Pembelaan Tegas Sang Pelatih
Menanggapi pertanyaan seputar keputusannya untuk tidak menarik Ronaldo, Roberto Martinez memberikan pembelaan tegas. Pelatih asal Spanyol itu menjelaskan bahwa dalam situasi tim yang sangat membutuhkan gol, menarik keluar seorang Cristiano Ronaldo bukanlah pilihan yang masuk akal.
"Ketika sebagai sebuah tim Anda sedang membutuhkan gol, Anda tidak bisa menarik Cristiano Ronaldo keluar. Dia bisa bermain 90 menit, tidak masalah," ujar Martinez, seperti dikutip dari ESPN. Martinez menekankan bahwa kehadiran Ronaldo di lapangan memiliki dampak yang signifikan. "Dia adalah sosok yang berpengaruh, dia membuka ruang, dalam situasi bola mati, apa pun di dalam kotak penalti, tidak akan masuk akal (untuk menggantinya)."

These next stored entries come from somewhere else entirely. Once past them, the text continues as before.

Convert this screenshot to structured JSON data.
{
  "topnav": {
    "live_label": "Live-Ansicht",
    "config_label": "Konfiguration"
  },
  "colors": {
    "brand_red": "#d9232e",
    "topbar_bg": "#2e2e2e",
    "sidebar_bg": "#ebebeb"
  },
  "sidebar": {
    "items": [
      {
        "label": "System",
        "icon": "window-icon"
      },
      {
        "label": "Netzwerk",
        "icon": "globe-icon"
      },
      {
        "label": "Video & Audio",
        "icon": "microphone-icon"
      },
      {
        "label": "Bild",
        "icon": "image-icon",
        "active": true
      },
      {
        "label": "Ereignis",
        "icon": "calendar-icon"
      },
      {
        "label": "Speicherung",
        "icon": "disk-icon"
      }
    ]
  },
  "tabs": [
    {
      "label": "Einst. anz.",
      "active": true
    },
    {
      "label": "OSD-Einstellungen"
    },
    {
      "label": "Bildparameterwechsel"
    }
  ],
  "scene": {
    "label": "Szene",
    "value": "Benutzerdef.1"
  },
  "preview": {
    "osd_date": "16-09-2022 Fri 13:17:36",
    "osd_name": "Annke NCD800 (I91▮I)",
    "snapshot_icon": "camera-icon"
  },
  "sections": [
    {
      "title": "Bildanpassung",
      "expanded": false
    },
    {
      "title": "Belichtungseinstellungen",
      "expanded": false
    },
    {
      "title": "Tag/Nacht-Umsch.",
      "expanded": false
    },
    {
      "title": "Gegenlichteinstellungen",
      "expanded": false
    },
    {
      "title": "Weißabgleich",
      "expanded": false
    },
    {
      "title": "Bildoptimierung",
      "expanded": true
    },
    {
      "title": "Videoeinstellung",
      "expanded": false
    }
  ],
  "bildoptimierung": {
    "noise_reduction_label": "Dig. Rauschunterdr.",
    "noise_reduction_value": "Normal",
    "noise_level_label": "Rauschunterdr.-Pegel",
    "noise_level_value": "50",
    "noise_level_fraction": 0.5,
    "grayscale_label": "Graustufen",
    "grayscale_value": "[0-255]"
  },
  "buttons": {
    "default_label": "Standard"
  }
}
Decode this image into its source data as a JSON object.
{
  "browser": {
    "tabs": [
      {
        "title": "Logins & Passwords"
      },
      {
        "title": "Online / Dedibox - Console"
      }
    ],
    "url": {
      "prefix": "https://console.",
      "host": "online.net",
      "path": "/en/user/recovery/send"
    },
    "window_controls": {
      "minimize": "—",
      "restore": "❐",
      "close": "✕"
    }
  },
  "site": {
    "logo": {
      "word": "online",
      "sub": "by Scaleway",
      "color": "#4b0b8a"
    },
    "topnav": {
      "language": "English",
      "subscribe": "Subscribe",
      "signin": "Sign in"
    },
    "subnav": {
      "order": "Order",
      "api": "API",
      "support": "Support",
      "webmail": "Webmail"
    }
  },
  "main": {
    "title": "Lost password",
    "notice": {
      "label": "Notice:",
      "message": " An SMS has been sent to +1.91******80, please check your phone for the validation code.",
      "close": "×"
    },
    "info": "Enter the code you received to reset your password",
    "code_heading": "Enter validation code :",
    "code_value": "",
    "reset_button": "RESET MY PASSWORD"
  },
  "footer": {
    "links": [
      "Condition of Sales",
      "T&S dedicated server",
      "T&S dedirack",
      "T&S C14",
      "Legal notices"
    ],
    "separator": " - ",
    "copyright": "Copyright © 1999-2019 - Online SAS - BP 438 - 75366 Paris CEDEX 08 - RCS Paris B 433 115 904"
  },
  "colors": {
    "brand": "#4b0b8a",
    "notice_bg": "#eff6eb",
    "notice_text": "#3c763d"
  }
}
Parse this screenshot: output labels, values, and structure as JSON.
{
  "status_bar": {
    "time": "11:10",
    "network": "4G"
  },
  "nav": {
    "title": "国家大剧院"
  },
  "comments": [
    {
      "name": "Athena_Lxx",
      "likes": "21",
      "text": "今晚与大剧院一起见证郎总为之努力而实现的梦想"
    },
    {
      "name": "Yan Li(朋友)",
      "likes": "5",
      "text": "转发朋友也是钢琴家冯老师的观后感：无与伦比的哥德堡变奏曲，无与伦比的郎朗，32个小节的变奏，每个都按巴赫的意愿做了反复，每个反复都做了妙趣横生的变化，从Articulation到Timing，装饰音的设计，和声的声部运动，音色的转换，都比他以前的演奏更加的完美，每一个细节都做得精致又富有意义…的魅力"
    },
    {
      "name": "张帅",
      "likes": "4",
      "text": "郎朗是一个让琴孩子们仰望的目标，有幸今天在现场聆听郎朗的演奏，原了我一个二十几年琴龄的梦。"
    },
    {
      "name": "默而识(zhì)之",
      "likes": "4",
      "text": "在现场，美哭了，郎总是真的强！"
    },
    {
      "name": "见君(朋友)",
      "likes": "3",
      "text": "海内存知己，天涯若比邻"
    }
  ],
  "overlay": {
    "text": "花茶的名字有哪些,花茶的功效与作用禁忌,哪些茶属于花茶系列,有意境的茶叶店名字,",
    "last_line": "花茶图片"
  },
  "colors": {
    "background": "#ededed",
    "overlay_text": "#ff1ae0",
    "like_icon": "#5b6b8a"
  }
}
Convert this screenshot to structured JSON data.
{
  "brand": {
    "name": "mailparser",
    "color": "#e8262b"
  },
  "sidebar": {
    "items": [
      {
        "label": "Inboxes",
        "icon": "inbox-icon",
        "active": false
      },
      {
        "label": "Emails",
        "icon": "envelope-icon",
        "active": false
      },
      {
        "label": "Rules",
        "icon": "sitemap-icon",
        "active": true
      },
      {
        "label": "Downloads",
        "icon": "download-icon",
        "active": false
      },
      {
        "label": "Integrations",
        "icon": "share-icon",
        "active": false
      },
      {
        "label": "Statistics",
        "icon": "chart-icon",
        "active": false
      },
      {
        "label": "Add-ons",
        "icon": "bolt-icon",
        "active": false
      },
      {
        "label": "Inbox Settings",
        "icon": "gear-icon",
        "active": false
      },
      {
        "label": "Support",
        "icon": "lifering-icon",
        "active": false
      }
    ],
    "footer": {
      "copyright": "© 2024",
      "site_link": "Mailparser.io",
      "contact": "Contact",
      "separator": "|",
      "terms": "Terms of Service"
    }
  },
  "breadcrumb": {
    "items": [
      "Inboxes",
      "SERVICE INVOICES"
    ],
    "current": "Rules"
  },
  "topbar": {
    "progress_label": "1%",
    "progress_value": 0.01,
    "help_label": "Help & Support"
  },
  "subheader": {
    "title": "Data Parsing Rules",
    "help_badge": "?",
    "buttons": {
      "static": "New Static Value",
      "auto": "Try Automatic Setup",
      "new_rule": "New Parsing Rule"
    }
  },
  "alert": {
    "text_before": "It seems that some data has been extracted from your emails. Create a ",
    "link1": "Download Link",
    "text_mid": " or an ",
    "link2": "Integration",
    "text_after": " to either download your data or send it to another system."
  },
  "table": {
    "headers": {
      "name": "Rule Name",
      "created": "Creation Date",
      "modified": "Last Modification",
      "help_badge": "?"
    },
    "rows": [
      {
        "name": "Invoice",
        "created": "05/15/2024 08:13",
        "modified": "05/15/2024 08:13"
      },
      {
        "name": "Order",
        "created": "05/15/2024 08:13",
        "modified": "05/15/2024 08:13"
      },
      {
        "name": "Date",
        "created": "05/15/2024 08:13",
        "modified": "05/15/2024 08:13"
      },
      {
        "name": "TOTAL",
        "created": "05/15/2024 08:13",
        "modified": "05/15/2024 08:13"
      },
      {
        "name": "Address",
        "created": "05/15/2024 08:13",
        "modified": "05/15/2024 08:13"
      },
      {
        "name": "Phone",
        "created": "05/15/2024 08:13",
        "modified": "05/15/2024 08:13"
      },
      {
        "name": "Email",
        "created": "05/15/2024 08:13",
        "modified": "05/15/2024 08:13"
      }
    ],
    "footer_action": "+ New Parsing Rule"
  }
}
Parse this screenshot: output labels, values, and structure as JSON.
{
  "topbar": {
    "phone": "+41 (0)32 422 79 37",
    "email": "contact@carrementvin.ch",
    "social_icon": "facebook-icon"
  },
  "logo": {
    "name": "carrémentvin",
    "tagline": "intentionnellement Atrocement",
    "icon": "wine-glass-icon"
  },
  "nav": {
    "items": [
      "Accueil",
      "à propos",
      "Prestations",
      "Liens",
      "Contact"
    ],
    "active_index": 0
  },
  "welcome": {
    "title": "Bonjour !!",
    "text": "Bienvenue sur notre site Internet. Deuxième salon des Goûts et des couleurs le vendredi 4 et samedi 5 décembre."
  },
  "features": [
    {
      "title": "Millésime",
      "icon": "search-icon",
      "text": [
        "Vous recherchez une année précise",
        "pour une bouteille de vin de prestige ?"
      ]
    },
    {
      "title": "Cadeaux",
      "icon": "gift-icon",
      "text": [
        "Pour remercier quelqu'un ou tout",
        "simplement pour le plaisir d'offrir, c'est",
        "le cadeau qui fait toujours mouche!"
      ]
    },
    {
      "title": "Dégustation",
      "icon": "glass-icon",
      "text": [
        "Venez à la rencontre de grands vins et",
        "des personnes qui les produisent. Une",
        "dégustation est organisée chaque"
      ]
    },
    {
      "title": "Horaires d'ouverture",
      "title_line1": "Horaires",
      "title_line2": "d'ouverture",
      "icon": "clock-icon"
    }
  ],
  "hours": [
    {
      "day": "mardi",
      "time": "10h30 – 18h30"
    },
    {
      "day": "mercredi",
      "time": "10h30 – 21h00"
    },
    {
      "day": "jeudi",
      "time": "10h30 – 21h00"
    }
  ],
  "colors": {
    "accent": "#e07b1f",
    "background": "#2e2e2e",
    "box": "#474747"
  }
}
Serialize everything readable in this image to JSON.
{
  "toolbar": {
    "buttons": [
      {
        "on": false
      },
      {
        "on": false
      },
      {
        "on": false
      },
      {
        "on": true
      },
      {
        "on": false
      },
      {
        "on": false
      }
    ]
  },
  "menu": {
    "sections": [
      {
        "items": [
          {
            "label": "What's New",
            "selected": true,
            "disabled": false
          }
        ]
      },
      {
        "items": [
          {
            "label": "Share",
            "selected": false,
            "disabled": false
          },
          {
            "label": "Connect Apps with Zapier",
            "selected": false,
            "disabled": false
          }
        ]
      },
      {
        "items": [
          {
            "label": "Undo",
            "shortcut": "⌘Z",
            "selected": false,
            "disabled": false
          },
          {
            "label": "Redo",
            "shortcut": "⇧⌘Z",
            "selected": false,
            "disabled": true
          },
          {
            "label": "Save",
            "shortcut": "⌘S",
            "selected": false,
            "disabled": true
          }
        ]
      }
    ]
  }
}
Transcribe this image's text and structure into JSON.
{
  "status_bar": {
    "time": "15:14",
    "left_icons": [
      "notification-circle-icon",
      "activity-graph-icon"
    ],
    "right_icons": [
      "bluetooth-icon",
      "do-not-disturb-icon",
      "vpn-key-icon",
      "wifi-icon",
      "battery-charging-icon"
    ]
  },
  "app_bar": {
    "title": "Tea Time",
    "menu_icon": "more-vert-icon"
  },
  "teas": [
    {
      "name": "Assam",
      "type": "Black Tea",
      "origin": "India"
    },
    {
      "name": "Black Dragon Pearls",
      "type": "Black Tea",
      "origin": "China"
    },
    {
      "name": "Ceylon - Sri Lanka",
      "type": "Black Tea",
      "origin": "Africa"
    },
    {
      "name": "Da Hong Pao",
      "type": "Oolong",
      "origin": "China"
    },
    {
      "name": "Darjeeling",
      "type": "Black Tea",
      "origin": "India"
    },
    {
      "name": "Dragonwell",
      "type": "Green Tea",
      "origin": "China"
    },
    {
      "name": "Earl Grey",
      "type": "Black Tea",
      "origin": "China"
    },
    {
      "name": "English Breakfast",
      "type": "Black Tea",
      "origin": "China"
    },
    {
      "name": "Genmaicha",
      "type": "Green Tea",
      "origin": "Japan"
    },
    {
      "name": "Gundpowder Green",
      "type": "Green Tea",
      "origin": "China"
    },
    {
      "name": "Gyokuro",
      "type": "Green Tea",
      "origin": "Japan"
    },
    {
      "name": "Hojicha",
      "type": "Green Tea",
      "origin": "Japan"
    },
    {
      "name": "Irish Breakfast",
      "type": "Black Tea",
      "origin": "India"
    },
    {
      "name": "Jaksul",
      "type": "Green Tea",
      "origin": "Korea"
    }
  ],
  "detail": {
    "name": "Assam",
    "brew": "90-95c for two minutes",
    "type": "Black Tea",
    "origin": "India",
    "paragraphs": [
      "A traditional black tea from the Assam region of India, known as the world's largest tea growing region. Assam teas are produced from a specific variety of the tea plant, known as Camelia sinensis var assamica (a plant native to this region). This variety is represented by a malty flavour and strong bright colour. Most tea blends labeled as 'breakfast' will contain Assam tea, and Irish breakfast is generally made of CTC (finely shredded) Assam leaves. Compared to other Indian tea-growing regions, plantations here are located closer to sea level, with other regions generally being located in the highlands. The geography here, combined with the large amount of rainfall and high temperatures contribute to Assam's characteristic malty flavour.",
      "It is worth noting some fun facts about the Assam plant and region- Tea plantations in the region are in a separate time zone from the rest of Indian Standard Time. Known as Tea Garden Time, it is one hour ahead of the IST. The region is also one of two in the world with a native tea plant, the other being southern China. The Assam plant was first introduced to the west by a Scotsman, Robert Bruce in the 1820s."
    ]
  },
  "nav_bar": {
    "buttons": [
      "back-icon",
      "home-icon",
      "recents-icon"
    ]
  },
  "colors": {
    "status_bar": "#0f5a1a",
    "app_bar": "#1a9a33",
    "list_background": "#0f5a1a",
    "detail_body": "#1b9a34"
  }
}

Martinez menambahkan bahwa pertimbangan untuk memasukkan Goncalo Ramos mungkin akan lebih relevan jika pertandingan berlanjut ke babak tambahan waktu. "Tetapi kami harus mempertahankan struktur permainan, bukan saatnya menarik pencetak gol terbanyak Anda keluar dalam kurun waktu 90 menit," tegasnya, menggarisbawahi pentingnya menjaga keseimbangan dan ancaman di lini depan saat waktu normal masih berjalan.
Akhir Sebuah Era yang Pahit
Kekalahan ini bukan hanya menjadi penutup kisah Portugal di Piala Dunia 2026, tetapi juga menandai akhir dari sebuah era. Cristiano Ronaldo sebelumnya telah menyatakan bahwa ia tidak akan ambil bagian di edisi berikutnya, menjadikan laga ini sebagai penampilan terakhirnya di panggung Piala Dunia. Bagi Roberto Martinez sendiri, perjalanan singkatnya sebagai pelatih Portugal juga berakhir di titik ini, meninggalkan warisan berupa keputusan-keputusan yang akan terus menjadi bahan perdebatan di kalangan penggemar sepak bola.